Firefox working with CIS to give users greater control over cookies

CIS has long been involved in the drive to make cookies more accountable to users. It was behind the Do Not Track initiative that allows users to indicate that they do not wish to be tracked by cookies, and has evolved into a worldwide standard. Its weakness is that websites do not necessarily adhere to the instruction. 

A CIS researcher, Jonathan Mayer, subsequently developed a Firefox patch that works similarly to Safari and blocks third-party cookies from websites the user has never visited. This patch nearly got through to full Firefox release, but was abandoned earlier this year because of the potential for both false positives and negatives. In the former, if the primary site delivers content from a secondary site, any cookies from the secondary site are automatically blocked because the user never visited that particular site. In the latter, visiting a site doesn’t mean the user actually trusts its cookies.

Now CIS has come up with a new approach – the Cookie Clearinghouse – and Firefox is on board. The concept starts with four presumptions: set cookies from visited websites; disallow cookies from other sites; allow Digital Advertising Alliance opt-out cookies; and set cookies allowed by the user. These presumptions borrow ideas from existing approaches: the first two from Safari, the third from Chrome, and the last in conformance with European law.

But it’s not foolproof. The big new initiative from the Cookie Clearinghouse is the maintenance of both a block-list and an allow-list to override the automatic response. Inclusion on either of these lists can be challenged.

“Internet users are starting to understand that their online activities are closely monitored, often by companies they have never heard of before,” said Aleecia M. McDonald, the director of privacy at CIS driving the project, “But Internet users currently don’t have the tools they need to make online privacy choices. The Cookie Clearinghouse will create, maintain, and publish objective information.
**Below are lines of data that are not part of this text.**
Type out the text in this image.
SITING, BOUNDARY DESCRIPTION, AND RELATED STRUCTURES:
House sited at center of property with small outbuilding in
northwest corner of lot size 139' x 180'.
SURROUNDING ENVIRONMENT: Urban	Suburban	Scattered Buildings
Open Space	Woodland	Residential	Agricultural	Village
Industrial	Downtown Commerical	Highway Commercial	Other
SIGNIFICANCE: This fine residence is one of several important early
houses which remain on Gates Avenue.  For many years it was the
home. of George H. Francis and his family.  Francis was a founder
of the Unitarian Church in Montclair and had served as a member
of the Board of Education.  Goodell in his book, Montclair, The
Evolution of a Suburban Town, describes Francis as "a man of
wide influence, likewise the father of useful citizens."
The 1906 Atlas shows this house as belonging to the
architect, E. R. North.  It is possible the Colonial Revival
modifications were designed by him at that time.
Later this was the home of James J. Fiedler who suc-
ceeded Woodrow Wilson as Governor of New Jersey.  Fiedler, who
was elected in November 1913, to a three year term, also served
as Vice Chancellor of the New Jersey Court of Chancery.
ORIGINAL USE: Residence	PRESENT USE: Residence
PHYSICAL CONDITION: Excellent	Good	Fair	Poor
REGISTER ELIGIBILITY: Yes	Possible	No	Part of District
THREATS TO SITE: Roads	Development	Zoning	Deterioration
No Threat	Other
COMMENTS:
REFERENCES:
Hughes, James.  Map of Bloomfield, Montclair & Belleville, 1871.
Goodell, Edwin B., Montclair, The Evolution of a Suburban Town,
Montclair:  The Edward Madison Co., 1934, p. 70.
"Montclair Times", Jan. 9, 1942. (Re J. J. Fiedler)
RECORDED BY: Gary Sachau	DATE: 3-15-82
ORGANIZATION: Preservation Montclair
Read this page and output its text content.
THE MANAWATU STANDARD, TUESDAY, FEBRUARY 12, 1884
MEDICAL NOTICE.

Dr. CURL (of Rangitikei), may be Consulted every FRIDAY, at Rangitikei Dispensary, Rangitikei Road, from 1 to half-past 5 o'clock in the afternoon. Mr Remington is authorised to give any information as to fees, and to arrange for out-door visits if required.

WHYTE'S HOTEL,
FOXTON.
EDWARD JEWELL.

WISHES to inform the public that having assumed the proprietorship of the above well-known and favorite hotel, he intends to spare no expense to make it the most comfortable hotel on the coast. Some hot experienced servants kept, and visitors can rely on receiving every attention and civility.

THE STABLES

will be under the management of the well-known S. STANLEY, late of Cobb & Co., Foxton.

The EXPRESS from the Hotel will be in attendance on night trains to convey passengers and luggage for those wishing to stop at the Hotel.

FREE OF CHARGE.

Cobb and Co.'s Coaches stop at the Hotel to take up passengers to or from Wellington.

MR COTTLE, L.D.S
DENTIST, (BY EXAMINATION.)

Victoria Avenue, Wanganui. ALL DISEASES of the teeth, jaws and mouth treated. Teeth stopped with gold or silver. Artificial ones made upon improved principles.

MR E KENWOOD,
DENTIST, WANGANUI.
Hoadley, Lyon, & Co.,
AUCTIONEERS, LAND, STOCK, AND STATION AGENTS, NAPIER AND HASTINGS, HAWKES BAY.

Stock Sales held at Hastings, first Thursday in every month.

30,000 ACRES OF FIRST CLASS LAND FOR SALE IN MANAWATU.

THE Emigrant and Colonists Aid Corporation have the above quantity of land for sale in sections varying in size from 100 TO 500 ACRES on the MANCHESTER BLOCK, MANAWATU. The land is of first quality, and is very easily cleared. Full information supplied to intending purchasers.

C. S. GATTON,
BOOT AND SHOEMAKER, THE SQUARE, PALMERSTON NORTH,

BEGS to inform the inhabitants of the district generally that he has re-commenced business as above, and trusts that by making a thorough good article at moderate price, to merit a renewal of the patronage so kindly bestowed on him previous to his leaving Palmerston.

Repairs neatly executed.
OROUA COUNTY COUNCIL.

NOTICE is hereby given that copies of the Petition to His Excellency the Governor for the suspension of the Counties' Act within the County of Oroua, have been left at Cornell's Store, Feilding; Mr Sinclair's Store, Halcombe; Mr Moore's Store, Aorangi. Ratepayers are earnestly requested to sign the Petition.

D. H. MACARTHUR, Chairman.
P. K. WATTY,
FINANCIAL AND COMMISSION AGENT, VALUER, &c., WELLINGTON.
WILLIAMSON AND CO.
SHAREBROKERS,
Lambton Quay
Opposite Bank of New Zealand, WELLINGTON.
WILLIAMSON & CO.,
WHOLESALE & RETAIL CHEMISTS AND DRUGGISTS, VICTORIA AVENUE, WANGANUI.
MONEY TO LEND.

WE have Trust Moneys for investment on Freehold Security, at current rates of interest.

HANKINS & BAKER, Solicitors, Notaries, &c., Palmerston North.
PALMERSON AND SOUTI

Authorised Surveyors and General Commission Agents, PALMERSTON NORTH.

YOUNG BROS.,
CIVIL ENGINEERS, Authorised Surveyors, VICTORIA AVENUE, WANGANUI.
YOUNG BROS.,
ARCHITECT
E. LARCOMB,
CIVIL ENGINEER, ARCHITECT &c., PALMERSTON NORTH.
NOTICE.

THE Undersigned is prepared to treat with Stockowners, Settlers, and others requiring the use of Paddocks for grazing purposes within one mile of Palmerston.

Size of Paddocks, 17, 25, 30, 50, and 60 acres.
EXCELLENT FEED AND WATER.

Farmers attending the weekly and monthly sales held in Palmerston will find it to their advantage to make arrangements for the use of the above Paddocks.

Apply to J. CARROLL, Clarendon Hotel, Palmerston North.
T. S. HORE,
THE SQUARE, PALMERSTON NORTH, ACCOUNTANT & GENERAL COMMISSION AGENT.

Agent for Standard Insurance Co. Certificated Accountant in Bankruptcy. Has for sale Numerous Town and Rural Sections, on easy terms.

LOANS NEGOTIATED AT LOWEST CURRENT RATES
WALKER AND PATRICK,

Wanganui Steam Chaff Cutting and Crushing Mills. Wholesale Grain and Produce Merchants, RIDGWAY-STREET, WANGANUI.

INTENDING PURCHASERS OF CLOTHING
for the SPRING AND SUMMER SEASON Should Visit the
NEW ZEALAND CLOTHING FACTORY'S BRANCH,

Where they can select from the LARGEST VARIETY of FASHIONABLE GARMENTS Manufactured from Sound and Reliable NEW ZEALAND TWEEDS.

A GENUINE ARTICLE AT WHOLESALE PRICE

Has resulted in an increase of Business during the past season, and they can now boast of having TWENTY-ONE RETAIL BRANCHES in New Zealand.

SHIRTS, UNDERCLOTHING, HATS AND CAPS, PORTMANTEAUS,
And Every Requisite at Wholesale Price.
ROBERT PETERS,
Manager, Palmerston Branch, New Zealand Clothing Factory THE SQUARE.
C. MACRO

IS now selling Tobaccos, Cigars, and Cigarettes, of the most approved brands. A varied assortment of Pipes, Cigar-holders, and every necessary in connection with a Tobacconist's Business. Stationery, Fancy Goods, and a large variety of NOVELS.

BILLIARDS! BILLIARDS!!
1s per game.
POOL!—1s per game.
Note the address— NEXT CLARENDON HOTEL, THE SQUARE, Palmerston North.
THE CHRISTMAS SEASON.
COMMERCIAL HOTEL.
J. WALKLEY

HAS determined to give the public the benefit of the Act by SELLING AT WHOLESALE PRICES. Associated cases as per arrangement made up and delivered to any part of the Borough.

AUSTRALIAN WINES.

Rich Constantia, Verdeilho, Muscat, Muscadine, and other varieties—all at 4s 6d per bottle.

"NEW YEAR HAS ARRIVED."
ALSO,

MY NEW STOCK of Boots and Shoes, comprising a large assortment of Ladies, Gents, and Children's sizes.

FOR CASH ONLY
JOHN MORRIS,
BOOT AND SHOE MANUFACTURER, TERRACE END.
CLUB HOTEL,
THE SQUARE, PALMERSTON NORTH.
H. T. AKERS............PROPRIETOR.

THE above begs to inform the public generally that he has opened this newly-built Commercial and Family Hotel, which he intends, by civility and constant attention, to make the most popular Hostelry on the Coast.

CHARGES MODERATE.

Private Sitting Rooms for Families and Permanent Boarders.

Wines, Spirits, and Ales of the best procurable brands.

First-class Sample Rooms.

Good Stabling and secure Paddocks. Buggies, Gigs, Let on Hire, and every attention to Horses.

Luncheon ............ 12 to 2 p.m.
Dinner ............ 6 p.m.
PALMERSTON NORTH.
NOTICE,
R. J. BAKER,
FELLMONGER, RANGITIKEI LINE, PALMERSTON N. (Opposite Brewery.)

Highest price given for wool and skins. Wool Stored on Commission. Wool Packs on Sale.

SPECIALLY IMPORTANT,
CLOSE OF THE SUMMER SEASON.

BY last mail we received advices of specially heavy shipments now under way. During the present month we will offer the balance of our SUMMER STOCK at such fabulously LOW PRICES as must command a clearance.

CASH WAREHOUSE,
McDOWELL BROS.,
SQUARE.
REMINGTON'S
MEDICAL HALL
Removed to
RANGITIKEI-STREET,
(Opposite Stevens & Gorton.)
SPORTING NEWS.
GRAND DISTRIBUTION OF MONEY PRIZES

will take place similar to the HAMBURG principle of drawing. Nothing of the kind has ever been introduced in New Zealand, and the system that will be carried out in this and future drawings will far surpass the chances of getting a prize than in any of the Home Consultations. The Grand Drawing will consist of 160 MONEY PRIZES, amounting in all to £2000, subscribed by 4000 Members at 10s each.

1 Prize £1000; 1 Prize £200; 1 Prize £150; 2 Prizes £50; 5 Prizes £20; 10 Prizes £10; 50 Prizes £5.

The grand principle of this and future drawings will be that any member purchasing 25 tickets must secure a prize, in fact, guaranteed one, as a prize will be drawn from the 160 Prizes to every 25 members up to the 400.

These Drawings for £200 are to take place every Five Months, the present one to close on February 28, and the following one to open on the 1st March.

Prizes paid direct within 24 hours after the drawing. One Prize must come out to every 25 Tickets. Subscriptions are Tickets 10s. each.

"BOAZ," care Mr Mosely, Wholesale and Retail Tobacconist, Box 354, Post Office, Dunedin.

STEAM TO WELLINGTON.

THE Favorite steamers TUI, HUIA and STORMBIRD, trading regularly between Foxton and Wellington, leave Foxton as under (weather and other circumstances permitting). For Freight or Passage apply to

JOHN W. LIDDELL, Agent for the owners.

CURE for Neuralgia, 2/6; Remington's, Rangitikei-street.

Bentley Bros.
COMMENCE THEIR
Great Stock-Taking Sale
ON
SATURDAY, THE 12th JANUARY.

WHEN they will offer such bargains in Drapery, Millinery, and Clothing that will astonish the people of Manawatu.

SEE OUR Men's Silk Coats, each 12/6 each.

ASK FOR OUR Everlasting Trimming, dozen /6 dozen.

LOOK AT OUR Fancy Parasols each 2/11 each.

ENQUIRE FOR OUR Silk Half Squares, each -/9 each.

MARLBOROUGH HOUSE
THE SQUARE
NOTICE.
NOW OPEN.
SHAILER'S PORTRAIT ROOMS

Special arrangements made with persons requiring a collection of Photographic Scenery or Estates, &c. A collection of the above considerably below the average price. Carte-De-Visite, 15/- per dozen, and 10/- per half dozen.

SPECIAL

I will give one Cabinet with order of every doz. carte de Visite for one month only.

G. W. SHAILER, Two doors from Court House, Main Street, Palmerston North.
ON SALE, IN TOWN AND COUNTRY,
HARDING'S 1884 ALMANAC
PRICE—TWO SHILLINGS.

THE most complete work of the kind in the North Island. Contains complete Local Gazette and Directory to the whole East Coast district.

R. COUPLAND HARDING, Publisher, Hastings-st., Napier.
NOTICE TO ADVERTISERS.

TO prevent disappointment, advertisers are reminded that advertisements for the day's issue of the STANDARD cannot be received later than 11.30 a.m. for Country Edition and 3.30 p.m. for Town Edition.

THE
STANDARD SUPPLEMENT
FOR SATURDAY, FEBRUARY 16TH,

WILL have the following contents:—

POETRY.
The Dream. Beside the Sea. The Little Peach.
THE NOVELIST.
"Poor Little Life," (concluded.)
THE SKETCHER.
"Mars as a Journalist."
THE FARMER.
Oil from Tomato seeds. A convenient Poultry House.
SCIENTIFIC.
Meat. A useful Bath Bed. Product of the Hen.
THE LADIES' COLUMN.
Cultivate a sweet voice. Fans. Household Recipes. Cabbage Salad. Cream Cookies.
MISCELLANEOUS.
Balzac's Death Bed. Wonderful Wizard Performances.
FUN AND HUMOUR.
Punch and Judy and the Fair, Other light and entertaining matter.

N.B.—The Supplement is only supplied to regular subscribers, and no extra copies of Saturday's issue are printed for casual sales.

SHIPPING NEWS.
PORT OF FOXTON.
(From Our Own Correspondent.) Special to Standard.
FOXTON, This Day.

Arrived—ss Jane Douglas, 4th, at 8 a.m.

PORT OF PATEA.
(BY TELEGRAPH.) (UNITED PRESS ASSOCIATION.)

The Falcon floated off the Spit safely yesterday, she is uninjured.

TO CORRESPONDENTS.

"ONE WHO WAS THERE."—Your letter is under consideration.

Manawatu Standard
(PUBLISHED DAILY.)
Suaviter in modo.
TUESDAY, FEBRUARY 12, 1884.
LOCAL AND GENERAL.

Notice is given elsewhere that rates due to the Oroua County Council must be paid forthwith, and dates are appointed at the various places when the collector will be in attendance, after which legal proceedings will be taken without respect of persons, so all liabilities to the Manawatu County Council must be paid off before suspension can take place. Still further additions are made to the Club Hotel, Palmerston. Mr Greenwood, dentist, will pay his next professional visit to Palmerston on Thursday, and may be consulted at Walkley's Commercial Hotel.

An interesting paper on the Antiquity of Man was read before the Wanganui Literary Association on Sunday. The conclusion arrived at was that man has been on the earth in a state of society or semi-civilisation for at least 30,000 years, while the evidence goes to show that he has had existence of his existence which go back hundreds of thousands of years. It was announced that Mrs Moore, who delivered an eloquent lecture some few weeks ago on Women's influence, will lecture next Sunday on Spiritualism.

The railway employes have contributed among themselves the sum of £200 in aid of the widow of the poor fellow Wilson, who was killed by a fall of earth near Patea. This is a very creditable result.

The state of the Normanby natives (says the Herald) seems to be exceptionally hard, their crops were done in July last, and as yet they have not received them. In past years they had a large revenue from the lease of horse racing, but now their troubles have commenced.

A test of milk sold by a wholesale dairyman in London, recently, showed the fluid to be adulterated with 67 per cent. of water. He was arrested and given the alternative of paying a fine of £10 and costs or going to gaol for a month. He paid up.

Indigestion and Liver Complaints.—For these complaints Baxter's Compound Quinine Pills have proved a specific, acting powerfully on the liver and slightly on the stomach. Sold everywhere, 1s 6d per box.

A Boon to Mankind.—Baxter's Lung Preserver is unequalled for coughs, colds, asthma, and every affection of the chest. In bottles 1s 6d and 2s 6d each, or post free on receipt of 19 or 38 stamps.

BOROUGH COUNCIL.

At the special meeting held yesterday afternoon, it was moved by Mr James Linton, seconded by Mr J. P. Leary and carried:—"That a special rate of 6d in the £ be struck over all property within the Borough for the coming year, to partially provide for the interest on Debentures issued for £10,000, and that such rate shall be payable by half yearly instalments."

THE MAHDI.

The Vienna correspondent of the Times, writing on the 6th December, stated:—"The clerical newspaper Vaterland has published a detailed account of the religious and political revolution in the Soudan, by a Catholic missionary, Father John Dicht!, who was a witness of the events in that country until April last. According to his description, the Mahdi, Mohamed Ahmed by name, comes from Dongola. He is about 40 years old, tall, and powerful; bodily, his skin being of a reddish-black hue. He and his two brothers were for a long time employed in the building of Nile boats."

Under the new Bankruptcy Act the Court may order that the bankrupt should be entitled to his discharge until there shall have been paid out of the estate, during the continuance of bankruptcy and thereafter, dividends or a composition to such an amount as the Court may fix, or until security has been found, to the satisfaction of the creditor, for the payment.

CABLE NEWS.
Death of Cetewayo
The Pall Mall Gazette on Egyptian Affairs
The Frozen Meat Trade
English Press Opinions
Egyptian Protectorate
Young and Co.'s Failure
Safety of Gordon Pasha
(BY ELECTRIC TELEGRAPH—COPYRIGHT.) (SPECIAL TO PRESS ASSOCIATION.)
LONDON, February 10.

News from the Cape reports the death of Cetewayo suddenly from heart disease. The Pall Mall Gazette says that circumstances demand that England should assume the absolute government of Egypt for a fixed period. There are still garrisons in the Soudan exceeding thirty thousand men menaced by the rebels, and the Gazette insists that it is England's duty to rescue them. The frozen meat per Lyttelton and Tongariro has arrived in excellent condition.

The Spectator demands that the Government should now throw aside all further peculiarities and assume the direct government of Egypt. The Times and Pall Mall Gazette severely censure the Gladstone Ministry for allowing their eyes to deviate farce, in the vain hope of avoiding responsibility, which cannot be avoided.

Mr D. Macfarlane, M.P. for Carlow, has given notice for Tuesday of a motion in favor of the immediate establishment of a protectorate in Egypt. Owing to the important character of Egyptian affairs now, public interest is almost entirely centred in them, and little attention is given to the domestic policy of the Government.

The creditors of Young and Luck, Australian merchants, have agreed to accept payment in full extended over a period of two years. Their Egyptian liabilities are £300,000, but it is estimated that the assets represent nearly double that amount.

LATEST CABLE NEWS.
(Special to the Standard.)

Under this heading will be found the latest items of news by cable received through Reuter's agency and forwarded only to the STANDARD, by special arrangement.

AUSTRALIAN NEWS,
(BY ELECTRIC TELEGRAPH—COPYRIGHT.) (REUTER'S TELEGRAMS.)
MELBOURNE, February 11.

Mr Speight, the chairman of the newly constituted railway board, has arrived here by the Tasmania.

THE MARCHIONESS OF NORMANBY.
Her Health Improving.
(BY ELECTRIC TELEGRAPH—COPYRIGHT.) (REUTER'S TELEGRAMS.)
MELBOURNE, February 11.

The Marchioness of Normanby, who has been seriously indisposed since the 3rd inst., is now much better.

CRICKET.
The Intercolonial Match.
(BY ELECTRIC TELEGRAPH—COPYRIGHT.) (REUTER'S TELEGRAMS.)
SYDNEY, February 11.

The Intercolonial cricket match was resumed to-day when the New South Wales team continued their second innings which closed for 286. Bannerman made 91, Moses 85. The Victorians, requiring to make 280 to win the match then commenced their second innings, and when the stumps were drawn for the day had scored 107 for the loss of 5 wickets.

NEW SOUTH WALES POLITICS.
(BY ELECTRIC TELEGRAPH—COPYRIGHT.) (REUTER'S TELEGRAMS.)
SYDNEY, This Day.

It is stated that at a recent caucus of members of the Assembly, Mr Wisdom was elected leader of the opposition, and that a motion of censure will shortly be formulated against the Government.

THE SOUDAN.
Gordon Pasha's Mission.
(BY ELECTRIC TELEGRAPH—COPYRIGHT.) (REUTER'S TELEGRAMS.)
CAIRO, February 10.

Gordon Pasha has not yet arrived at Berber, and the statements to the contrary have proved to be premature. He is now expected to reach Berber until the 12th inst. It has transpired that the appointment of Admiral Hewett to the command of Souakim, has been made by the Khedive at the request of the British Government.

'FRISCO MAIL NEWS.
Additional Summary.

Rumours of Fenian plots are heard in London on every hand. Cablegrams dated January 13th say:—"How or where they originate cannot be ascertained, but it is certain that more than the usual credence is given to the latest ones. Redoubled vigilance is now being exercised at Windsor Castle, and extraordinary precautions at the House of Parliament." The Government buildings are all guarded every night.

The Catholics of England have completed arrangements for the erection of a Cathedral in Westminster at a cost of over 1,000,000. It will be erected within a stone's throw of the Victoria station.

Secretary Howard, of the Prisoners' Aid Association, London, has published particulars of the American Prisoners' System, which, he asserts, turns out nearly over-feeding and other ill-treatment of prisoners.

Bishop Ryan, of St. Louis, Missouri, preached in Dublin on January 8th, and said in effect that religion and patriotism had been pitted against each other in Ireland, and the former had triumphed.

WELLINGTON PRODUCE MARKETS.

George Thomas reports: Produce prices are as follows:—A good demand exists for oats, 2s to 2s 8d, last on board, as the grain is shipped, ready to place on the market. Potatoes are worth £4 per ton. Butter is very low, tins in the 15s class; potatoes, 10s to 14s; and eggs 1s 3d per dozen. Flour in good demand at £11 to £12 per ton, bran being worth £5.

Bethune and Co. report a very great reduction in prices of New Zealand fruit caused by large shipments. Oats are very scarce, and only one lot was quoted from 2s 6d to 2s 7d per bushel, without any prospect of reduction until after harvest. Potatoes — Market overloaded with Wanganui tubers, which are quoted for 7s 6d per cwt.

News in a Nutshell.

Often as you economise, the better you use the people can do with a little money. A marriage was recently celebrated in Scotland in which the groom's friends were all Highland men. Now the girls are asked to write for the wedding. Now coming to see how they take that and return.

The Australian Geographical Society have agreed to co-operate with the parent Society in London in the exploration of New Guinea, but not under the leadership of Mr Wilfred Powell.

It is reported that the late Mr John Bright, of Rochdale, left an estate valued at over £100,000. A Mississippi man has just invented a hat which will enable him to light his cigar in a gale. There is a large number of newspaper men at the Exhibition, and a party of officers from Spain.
Web browser companies will be able to choose to adopt the lists we publish to provide new privacy options to their users.”

Mozilla's CTO Brendan Eich announced Wednesday, “Today Mozilla is committing to work with Aleecia and the CCH Advisory Board, whose members include Opera Software, to develop the CCH so that browsers can use its lists to manage exceptions to a visited-based third-party cookie block.”

It’s early days yet, and it will be some months before anything comes of the initiative. The advertising industry is, however, already concerned. The Washington Post (itself a member of the Interactive Advertising Bureau) quoted IAB president Randall Rothenberg, who “said the changes could disrupt Internet commerce, especially damaging smaller Web publishers that rely on the revenue brought by targeted advertising.”

Meanwhile, Forbes has reported on a potential cookie replacement: computer fingerprinting, or ‘the creepier technology that comes next.’ “This technique allows a web site to look at the characteristics of a computer such as what plugins and software you have installed, the size of the screen, the time zone, fonts and other features of any particular machine,” warns Forbes. It notes that the EFF “has found that 94% of browsers that use Flash or Java – which enable key features in Internet browsing – had unique identities.” The suggestion is that as browsers and users increasingly opt-out or remove cookies, the advertising industry will move to a different tracking technology based on the recognition of what is effectively a unique PC biometric.